Hieruit volgt dat, aangezien de toestand van de vrouw tijdens de lactatie nauw samenhangt met het moederschap en inzonderheid met „de zwangerschap of het bevallingsverlof”, werkneemsters tijdens de lactatie dezelfde bescherming moeten genieten als werkneemsters tijdens de zwangerschap of na de bevalling.

Bijgevolg moet elke minder gunstige behandeling van een werkneemster wegens haar toestand van vrouw tijdens de lactatie worden geacht binnen de werkingssfeer van artikel 2, lid 2, onder c), van richtlijn 2006/54 te vallen en dus rechtstreekse discriminatie op grond van geslacht op te leveren.

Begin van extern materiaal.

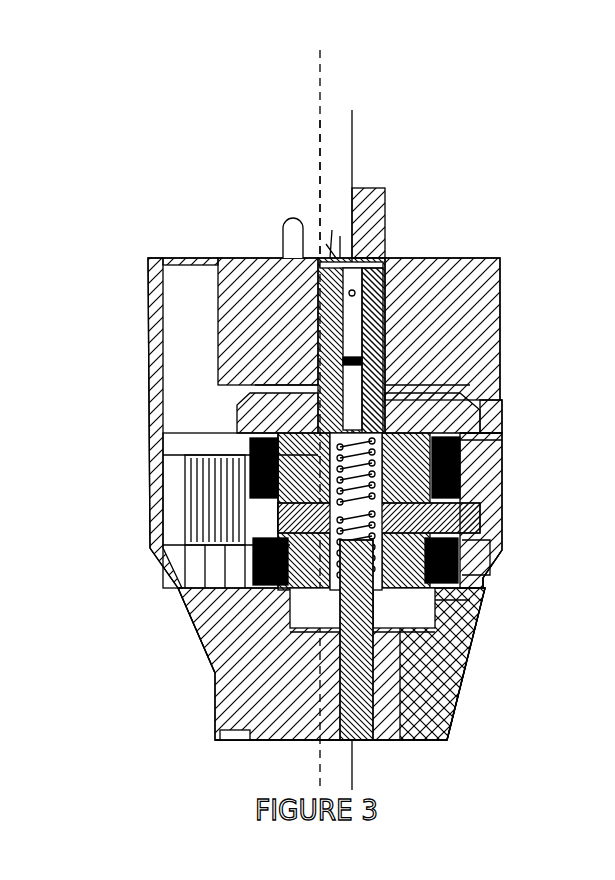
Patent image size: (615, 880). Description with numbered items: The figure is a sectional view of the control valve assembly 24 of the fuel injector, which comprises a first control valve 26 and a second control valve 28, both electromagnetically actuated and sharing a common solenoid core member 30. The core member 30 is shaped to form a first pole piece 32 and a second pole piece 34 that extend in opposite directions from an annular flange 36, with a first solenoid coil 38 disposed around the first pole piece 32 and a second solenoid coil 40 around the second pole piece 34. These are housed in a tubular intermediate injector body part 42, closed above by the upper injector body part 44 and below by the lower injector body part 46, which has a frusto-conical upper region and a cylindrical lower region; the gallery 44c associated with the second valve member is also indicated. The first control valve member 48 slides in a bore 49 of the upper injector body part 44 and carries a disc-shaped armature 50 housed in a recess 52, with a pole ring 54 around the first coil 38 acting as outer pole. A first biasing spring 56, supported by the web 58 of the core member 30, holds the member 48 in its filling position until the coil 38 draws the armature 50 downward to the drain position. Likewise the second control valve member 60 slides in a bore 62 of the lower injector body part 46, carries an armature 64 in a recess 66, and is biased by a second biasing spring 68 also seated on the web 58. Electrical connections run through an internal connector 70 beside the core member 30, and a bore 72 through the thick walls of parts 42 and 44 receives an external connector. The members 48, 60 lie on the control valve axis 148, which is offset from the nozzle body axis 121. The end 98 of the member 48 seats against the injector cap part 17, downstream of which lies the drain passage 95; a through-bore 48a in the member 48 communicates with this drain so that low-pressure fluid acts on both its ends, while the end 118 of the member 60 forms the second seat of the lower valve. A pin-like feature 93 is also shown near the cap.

The injector cap part 17 is at (377, 190).
The control valve assembly 24 is at (90, 272).
The first control valve 26 is at (508, 328).
The second control valve 28 is at (458, 662).
The solenoid core member 30 is at (470, 518).
The first pole piece 32 is at (487, 385).
The second pole piece 34 is at (415, 610).
The flange 36 is at (480, 498).
The first solenoid coil 38 is at (500, 448).
The second solenoid coil 40 is at (490, 566).
The intermediate injector body part 42 is at (498, 548).
The upper injector body part 44 is at (503, 288).
The housing corner 44c is at (442, 745).
The lower injector body part 46 is at (222, 673).
The first control valve member 48 is at (387, 260).
The through-bore 48a is at (348, 322).
The bore 49 is at (432, 262).
The armature 50 is at (443, 418).
The recess 52 is at (455, 400).
The pole ring 54 is at (492, 428).
The first biasing spring 56 is at (475, 472).
The web 58 is at (490, 508).
The second control valve member 60 is at (375, 690).
The bore 62 is at (385, 742).
The armature 64 is at (445, 640).
The recess 66 is at (448, 660).
The second biasing spring 68 is at (240, 603).
The internal connector 70 is at (162, 505).
The bore 72 is at (178, 365).
The pin 93 is at (320, 262).
The drain passage 95 is at (324, 189).
The end 98 is at (336, 235).
The end 118 is at (345, 745).
The axis 121 is at (318, 88).
The control valve axis 148 is at (353, 133).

Artikel 19, lid 1, van richtlijn 2006/54 moet aldus worden uitgelegd dat in een situatie als in het hoofdgeding de betrokken werkneemster feiten dient aan te voeren die kunnen suggereren dat de evaluatie van de met haar arbeidsplaats verbonden risico’s niet overeenkomstig de vereisten van artikel 4, lid 1, van richtlijn 92/85 is verricht en dus kunnen doen vermoeden dat sprake is van rechtstreekse discriminatie op grond van geslacht in de zin van richtlijn 2006/54, hetgeen de verwijzende rechterlijke instantie dient na te gaan. Bijgevolg dient de verwerende partij te bewijzen dat deze risicobeoordeling overeenkomstig de vereisten van deze bepaling is verricht en dat het non-discriminatiebeginsel dus niet is geschonden.